The Black Paper series is made on the off-set plates of France Antilles (the local newspaper). He questions the relationship between France and the West Indies, which is expressed above all through his condition as an Afro-descendant, always inferiorized in a territory overflowing with diversity.
"I love France but France does not know it, it ignores me. "
He also questions a certain neo-colonialism by noting the presence of the Ministry of Overseas Territories, which still today is located in the same premises as the former office of the colonies.
The Baronnerie series, presented for the first time in 2015 during carifesta, is an opportunity for the artist to return to a character from Haitian mythology stemming from voodoo, that of Baron Samdi, the spirit of death who guards the cemeteries.
With the series Bloc Note, Jean-Marc Hunt takes us into his intimacy. We take possession of his wife's notes, tracing their paths and their intimate and professional thoughts. For him, art is also a way to reveal himself.

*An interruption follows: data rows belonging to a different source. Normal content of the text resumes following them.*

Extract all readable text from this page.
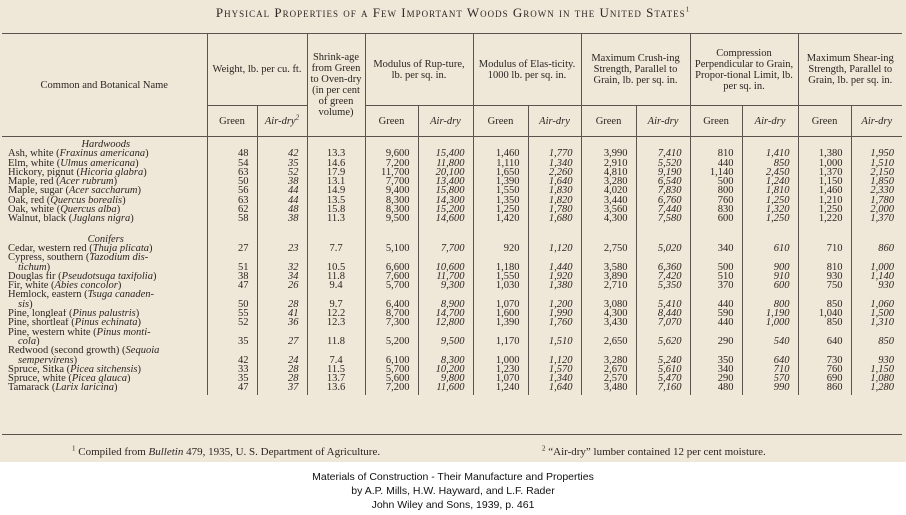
Physical Properties of a Few Important Woods Grown in the United States$^1$
Common and Botanical Name	Weight, lb. per cu. ft.		Shrink-age from Green to Oven-dry (in per cent of green volume)	Modulus of Rup-ture, lb. per sq. in.		Modulus of Elas-ticity. 1000 lb. per sq. in.		Maximum Crush-ing Strength, Parallel to Grain, lb. per sq. in.		Compression Perpendicular to Grain, Propor-tional Limit, lb. per sq. in.		Maximum Shear-ing Strength, Parallel to Grain, lb. per sq. in.	
	Green	Air-dry$^2$		Green	Air-dry	Green	Air-dry	Green	Air-dry	Green	Air-dry	Green	Air-dry
Hardwoods													

Ash, white (Fraxinus americana)	48	42	13.3	9,600	15,400	1,460	1,770	3,990	7,410	810	1,410	1,380	1,950

Elm, white (Ulmus americana)	54	35	14.6	7,200	11,800	1,110	1,340	2,910	5,520	440	850	1,000	1,510

Hickory, pignut (Hicoria glabra)	63	52	17.9	11,700	20,100	1,650	2,260	4,810	9,190	1,140	2,450	1,370	2,150

Maple, red (Acer rubrum)	50	38	13.1	7,700	13,400	1,390	1,640	3,280	6,540	500	1,240	1,150	1,850

Maple, sugar (Acer saccharum)	56	44	14.9	9,400	15,800	1,550	1,830	4,020	7,830	800	1,810	1,460	2,330

Oak, red (Quercus borealis)	63	44	13.5	8,300	14,300	1,350	1,820	3,440	6,760	760	1,250	1,210	1,780

Oak, white (Quercus alba)	62	48	15.8	8,300	15,200	1,250	1,780	3,560	7,440	830	1,320	1,250	2,000

Walnut, black (Juglans nigra)	58	38	11.3	9,500	14,600	1,420	1,680	4,300	7,580	600	1,250	1,220	1,370

Conifers													

Cedar, western red (Thuja plicata)	27	23	7.7	5,100	7,700	920	1,120	2,750	5,020	340	610	710	860

Cypress, southern (Tazodium dis-
tichum)	51	32	10.5	6,600	10,600	1,180	1,440	3,580	6,360	500	900	810	1,000

Douglas fir (Pseudotsuga taxifolia)	38	34	11.8	7,600	11,700	1,550	1,920	3,890	7,420	510	910	930	1,140

Fir, white (Abies concolor)	47	26	9.4	5,700	9,300	1,030	1,380	2,710	5,350	370	600	750	930

Hemlock, eastern (Tsuga canaden-
sis)	50	28	9.7	6,400	8,900	1,070	1,200	3,080	5,410	440	800	850	1,060

Pine, longleaf (Pinus palustris)	55	41	12.2	8,700	14,700	1,600	1,990	4,300	8,440	590	1,190	1,040	1,500

Pine, shortleaf (Pinus echinata)	52	36	12.3	7,300	12,800	1,390	1,760	3,430	7,070	440	1,000	850	1,310

Pine, western white (Pinus monti-
cola)	35	27	11.8	5,200	9,500	1,170	1,510	2,650	5,620	290	540	640	850

Redwood (second growth) (Sequoia
sempervirens)	42	24	7.4	6,100	8,300	1,000	1,120	3,280	5,240	350	640	730	930

Spruce, Sitka (Picea sitchensis)	33	28	11.5	5,700	10,200	1,230	1,570	2,670	5,610	340	710	760	1,150

Spruce, white (Picea glauca)	35	28	13.7	5,600	9,800	1,070	1,340	2,570	5,470	290	570	690	1,080

Tamarack (Larix laricina)	47	37	13.6	7,200	11,600	1,240	1,640	3,480	7,160	480	990	860	1,280
$^1$ Compiled from Bulletin 479, 1935, U. S. Department of Agriculture.	$^2$ “Air-dry” lumber contained 12 per cent moisture.
Materials of Construction - Their Manufacture and Properties
by A.P. Mills, H.W. Hayward, and L.F. Rader
John Wiley and Sons, 1939, p. 461
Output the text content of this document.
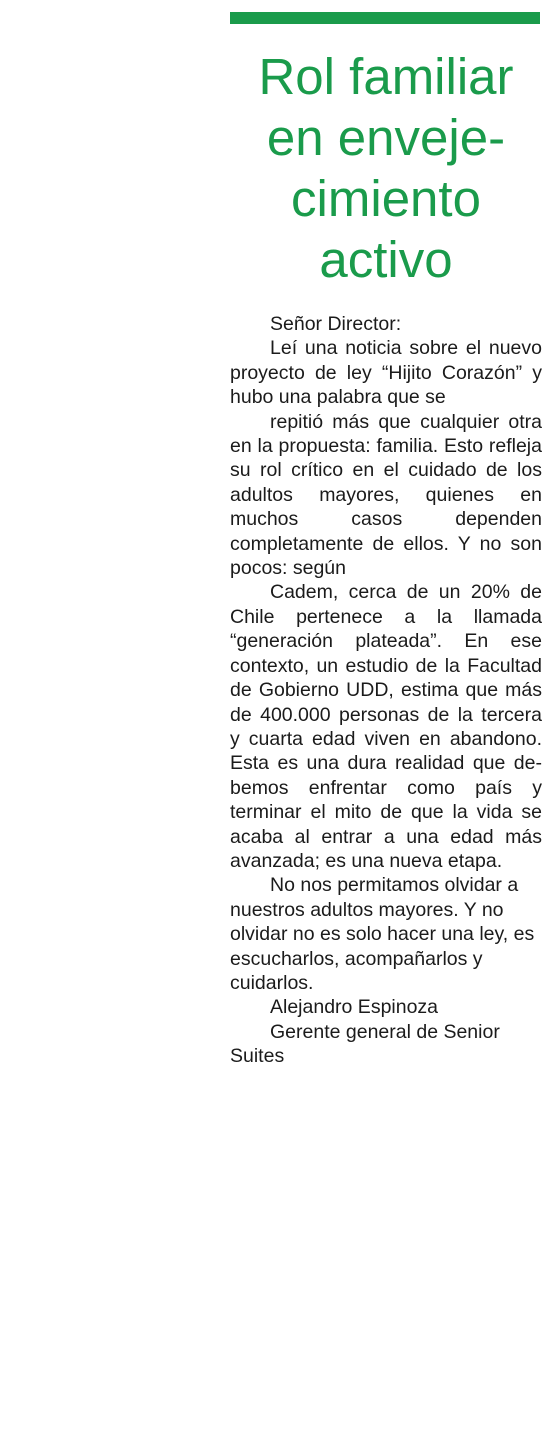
Rol familiar
en enveje-
cimiento
activo

Señor Director:

Leí una noticia sobre el nuevo proyecto de ley “Hijito Corazón” y hubo una palabra que se

repitió más que cualquier otra en la propuesta: familia. Esto refleja su rol crítico en el cuidado de los adultos mayores, quienes en muchos casos dependen completamente de ellos. Y no son pocos: según

Cadem, cerca de un 20% de Chile pertenece a la llamada “generación plateada”. En ese contexto, un estudio de la Facultad de Gobierno UDD, estima que más de 400.000 personas de la tercera y cuarta edad viven en abandono. Esta es una dura realidad que debemos enfrentar como país y terminar el mito de que la vida se acaba al entrar a una edad más avanzada; es una nueva etapa.

No nos permitamos olvidar a nuestros adultos mayores. Y no olvidar no es solo hacer una ley, es escucharlos, acompañarlos y cuidarlos.

Alejandro Espinoza

Gerente general de Senior Suites
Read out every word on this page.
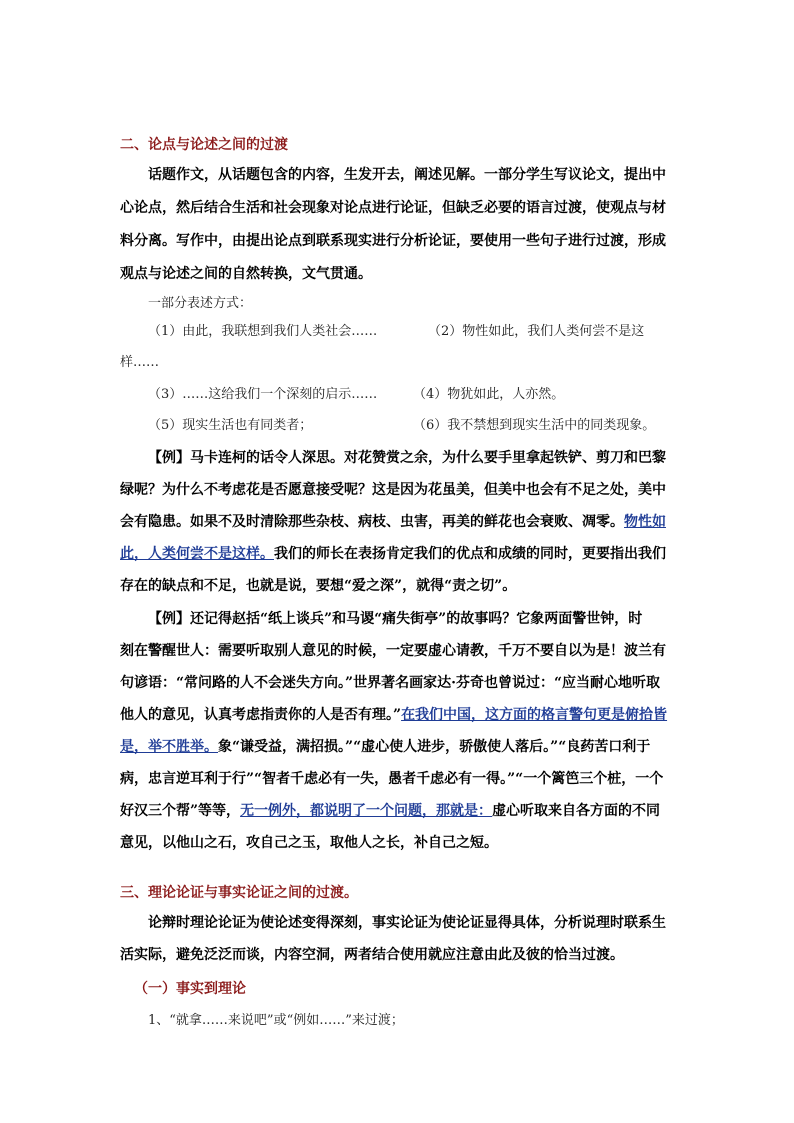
二、论点与论述之间的过渡
话题作文，从话题包含的内容，生发开去，阐述见解。一部分学生写议论文，提出中
心论点，然后结合生活和社会现象对论点进行论证，但缺乏必要的语言过渡，使观点与材
料分离。写作中，由提出论点到联系现实进行分析论证，要使用一些句子进行过渡，形成
观点与论述之间的自然转换，文气贯通。
一部分表述方式：
（1）由此，我联想到我们人类社会……	（2）物性如此，我们人类何尝不是这
样……
（3）……这给我们一个深刻的启示……	（4）物犹如此，人亦然。
（5）现实生活也有同类者；	（6）我不禁想到现实生活中的同类现象。
【例】马卡连柯的话令人深思。对花赞赏之余，为什么要手里拿起铁铲、剪刀和巴黎
绿呢？为什么不考虑花是否愿意接受呢？这是因为花虽美，但美中也会有不足之处，美中
会有隐患。如果不及时清除那些杂枝、病枝、虫害，再美的鲜花也会衰败、凋零。物性如
此，人类何尝不是这样。我们的师长在表扬肯定我们的优点和成绩的同时，更要指出我们
存在的缺点和不足，也就是说，要想“爱之深”，就得“责之切”。
【例】还记得赵括“纸上谈兵”和马谡“痛失街亭”的故事吗？它象两面警世钟，时
刻在警醒世人：需要听取别人意见的时候，一定要虚心请教，千万不要自以为是！波兰有
句谚语：“常问路的人不会迷失方向。”世界著名画家达·芬奇也曾说过：“应当耐心地听取
他人的意见，认真考虑指责你的人是否有理。”在我们中国，这方面的格言警句更是俯拾皆
是，举不胜举。象“谦受益，满招损。”“虚心使人进步，骄傲使人落后。”“良药苦口利于
病，忠言逆耳利于行”“智者千虑必有一失，愚者千虑必有一得。”“一个篱笆三个桩，一个
好汉三个帮”等等，无一例外，都说明了一个问题，那就是：虚心听取来自各方面的不同
意见，以他山之石，攻自己之玉，取他人之长，补自己之短。
三、理论论证与事实论证之间的过渡。
论辩时理论论证为使论述变得深刻，事实论证为使论证显得具体，分析说理时联系生
活实际，避免泛泛而谈，内容空洞，两者结合使用就应注意由此及彼的恰当过渡。
（一）事实到理论
1、“就拿……来说吧”或“例如……”来过渡；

The series Punch Molotov and Jardin Créole are linked. It is from this garden, at the end of his studio, that these series come. They represent the union of his worlds. We see the street, the traditions but also the stigma of this nature, witnessing their condition from slavery to the present day.
Promoted in 2015 Chevalier de l'ordre des Arts et des Lettres by the Minister of Culture, the artist represents in 2019 the pavilion-off of the islands of Guadeloupe at the 58th Venice Biennale.